4. If a multi-reader multi-case (MRMC) comparative effectiveness study was done, if so, what was the effect size of how much human readers improve with AI vs without AI assistance:

   • NO. An MRMC study was not performed as this is a traditional imaging device, not an AI-assisted diagnostic algorithm in the sense of comparing human performance with and without AI. The comparison was for image quality equivalence between the modified device and its predicate.

5. If a standalone (i.e., algorithm only without human-in-the-loop performance) was done:

   • N/A. This is a hardware/software imaging system, not a standalone AI algorithm that performs a diagnostic task. Its "performance" is in generating images and enabling certain features, not in making a call by itself. The "Enhanced Vessel Visualization" is an imaging feature, not a standalone diagnostic AI.

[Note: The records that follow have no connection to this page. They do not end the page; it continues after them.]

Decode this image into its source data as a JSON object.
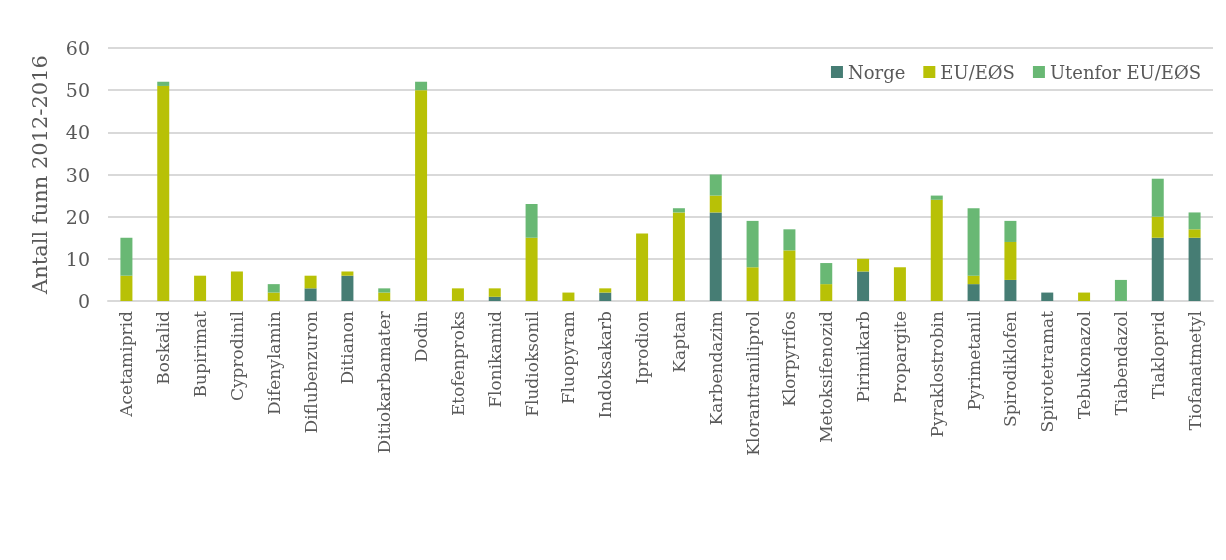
{
  "chart_data": {
    "type": "bar",
    "ylabel": "Antall funn 2012-2016",
    "categories": [
      "Acetamiprid",
      "Boskalid",
      "Bupirimat",
      "Cyprodinil",
      "Difenylamin",
      "Diflubenzuron",
      "Ditianon",
      "Ditiokarbamater",
      "Dodin",
      "Etofenproks",
      "Flonikamid",
      "Fludioksonil",
      "Fluopyram",
      "Indoksakarb",
      "Iprodion",
      "Kaptan",
      "Karbendazim",
      "Klorantraniliprol",
      "Klorpyrifos",
      "Metoksifenozid",
      "Pirimikarb",
      "Propargite",
      "Pyraklostrobin",
      "Pyrimetanil",
      "Spirodiklofen",
      "Spirotetramat",
      "Tebukonazol",
      "Tiabendazol",
      "Tiakloprid",
      "Tiofanatmetyl"
    ],
    "series": [
      {
        "name": "Norge",
        "color": "#467d74",
        "values": [
          0,
          0,
          0,
          0,
          0,
          3,
          6,
          0,
          0,
          0,
          1,
          0,
          0,
          2,
          0,
          0,
          21,
          0,
          0,
          0,
          7,
          0,
          0,
          4,
          5,
          2,
          0,
          0,
          15,
          15
        ]
      },
      {
        "name": "EU/EØS",
        "color": "#b8c106",
        "values": [
          6,
          51,
          6,
          7,
          2,
          3,
          1,
          2,
          50,
          3,
          2,
          15,
          2,
          1,
          16,
          21,
          4,
          8,
          12,
          4,
          3,
          8,
          24,
          2,
          9,
          0,
          2,
          0,
          5,
          2
        ]
      },
      {
        "name": "Utenfor EU/EØS",
        "color": "#69b874",
        "values": [
          9,
          1,
          0,
          0,
          2,
          0,
          0,
          1,
          2,
          0,
          0,
          8,
          0,
          0,
          0,
          1,
          5,
          11,
          5,
          5,
          0,
          0,
          1,
          16,
          5,
          0,
          0,
          5,
          9,
          4
        ]
      }
    ],
    "stacked": true,
    "ylim": [
      0,
      60
    ],
    "yticks": [
      0,
      10,
      20,
      30,
      40,
      50,
      60
    ],
    "grid": "y",
    "legend": "top right"
  }
}
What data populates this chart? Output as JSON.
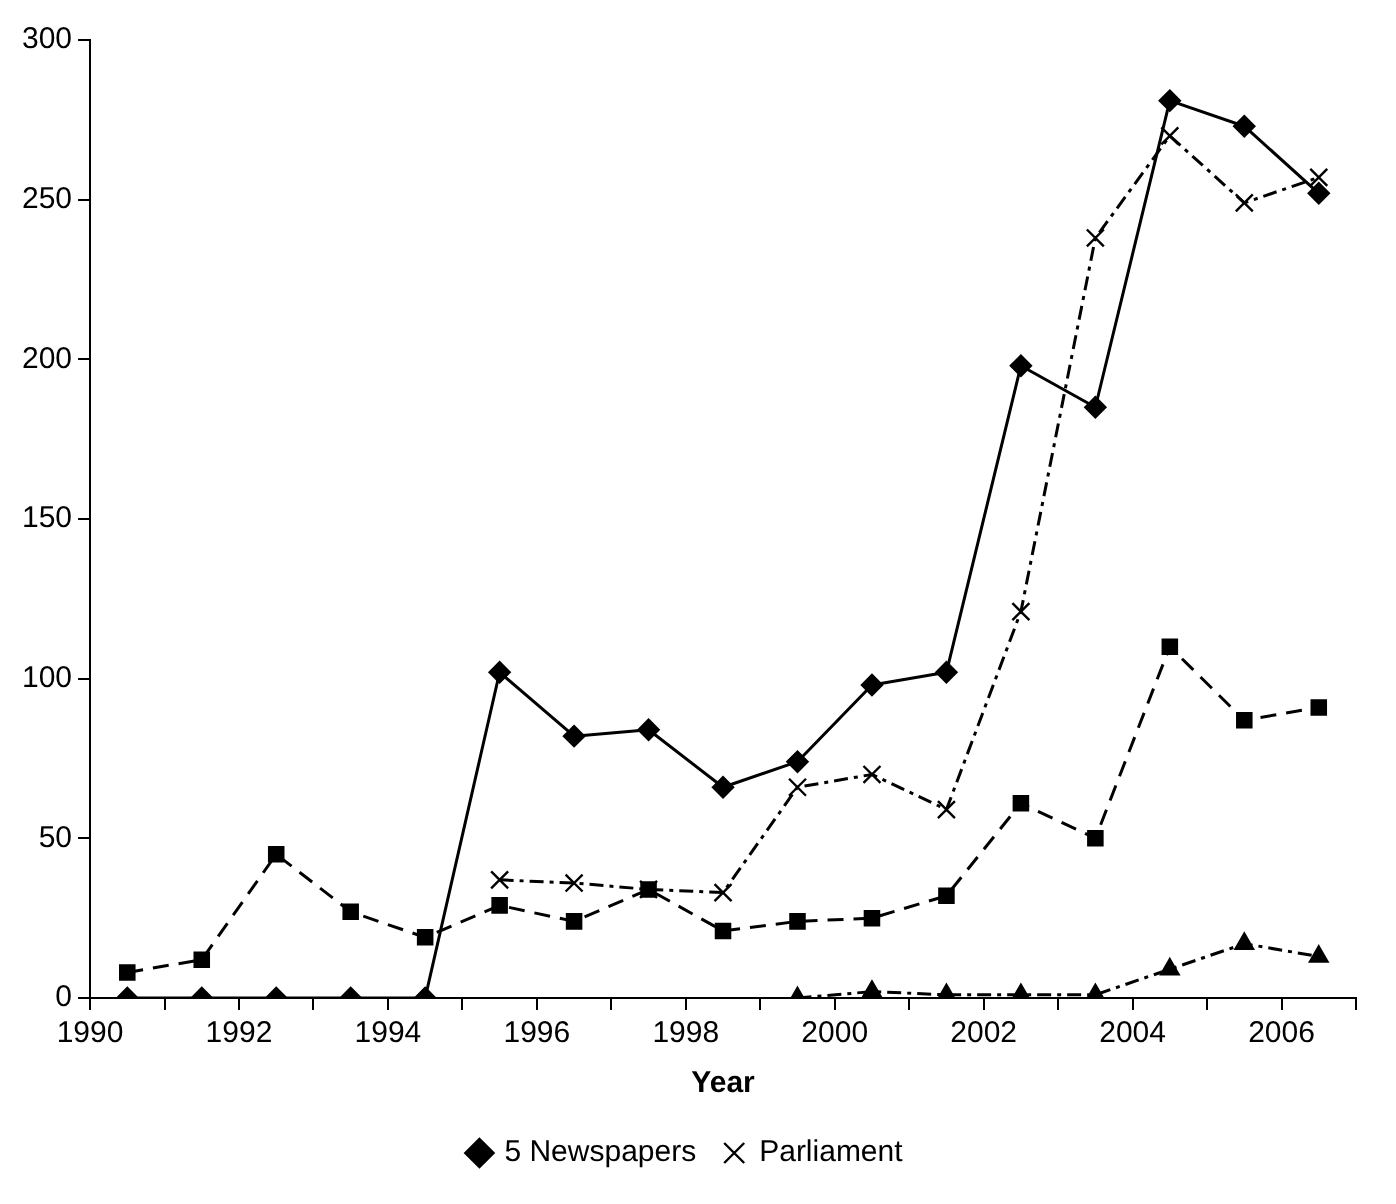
{
  "chart_data": {
    "type": "line",
    "xlabel": "Year",
    "x": [
      1990.5,
      1991.5,
      1992.5,
      1993.5,
      1994.5,
      1995.5,
      1996.5,
      1997.5,
      1998.5,
      1999.5,
      2000.5,
      2001.5,
      2002.5,
      2003.5,
      2004.5,
      2005.5,
      2006.5
    ],
    "xlim": [
      1990,
      2007
    ],
    "xticks": [
      1990,
      {
        "value": 1991,
        "label": null
      },
      1992,
      {
        "value": 1993,
        "label": null
      },
      1994,
      {
        "value": 1995,
        "label": null
      },
      1996,
      {
        "value": 1997,
        "label": null
      },
      1998,
      {
        "value": 1999,
        "label": null
      },
      2000,
      {
        "value": 2001,
        "label": null
      },
      2002,
      {
        "value": 2003,
        "label": null
      },
      2004,
      {
        "value": 2005,
        "label": null
      },
      2006,
      {
        "value": 2007,
        "label": null
      }
    ],
    "ylim": [
      0,
      300
    ],
    "yticks": [
      0,
      50,
      100,
      150,
      200,
      250,
      300
    ],
    "grid": false,
    "legend": "bottom",
    "series": [
      {
        "name": "5 Newspapers",
        "color": "#000000",
        "marker": "diamond",
        "line_style": "solid",
        "values": [
          0,
          0,
          0,
          0,
          0,
          102,
          82,
          84,
          66,
          74,
          98,
          102,
          198,
          185,
          281,
          273,
          252
        ]
      },
      {
        "color": "#000000",
        "marker": "square",
        "line_style": "dashed",
        "values": [
          8,
          12,
          45,
          27,
          19,
          29,
          24,
          34,
          21,
          24,
          25,
          32,
          61,
          50,
          110,
          87,
          91
        ]
      },
      {
        "color": "#000000",
        "marker": "triangle",
        "line_style": "dotted",
        "values": [
          null,
          null,
          null,
          null,
          null,
          null,
          null,
          null,
          null,
          0,
          2,
          1,
          1,
          1,
          9,
          17,
          13
        ]
      },
      {
        "name": "Parliament",
        "color": "#000000",
        "marker": "cross",
        "line_style": "dotted",
        "values": [
          null,
          null,
          null,
          null,
          null,
          37,
          36,
          34,
          33,
          66,
          70,
          59,
          121,
          238,
          270,
          249,
          257
        ]
      }
    ]
  }
}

6. The type of ground truth used (expert consensus, pathology, outcomes data, etc.):

   • For image quality comparison: Radiologist assessment of images acquired from anthropomorphic and anatomical simulation phantoms. This is a form of expert assessment of image quality based on known phantom characteristics, rather than true clinical ground truth (like a biopsy or outcome).

7. The sample size for the training set:

   • N/A. This approval is for an imaging system, not a machine learning model that requires a "training set" in the typical ML sense. The software modifications are described as supporting "functionality, image processing applications related to the optional device specific features," implying traditional software development and image processing rather than deep learning.

8. How the ground truth for the training set was established:

   • N/A. As above, no training set for a machine learning model is mentioned or implied.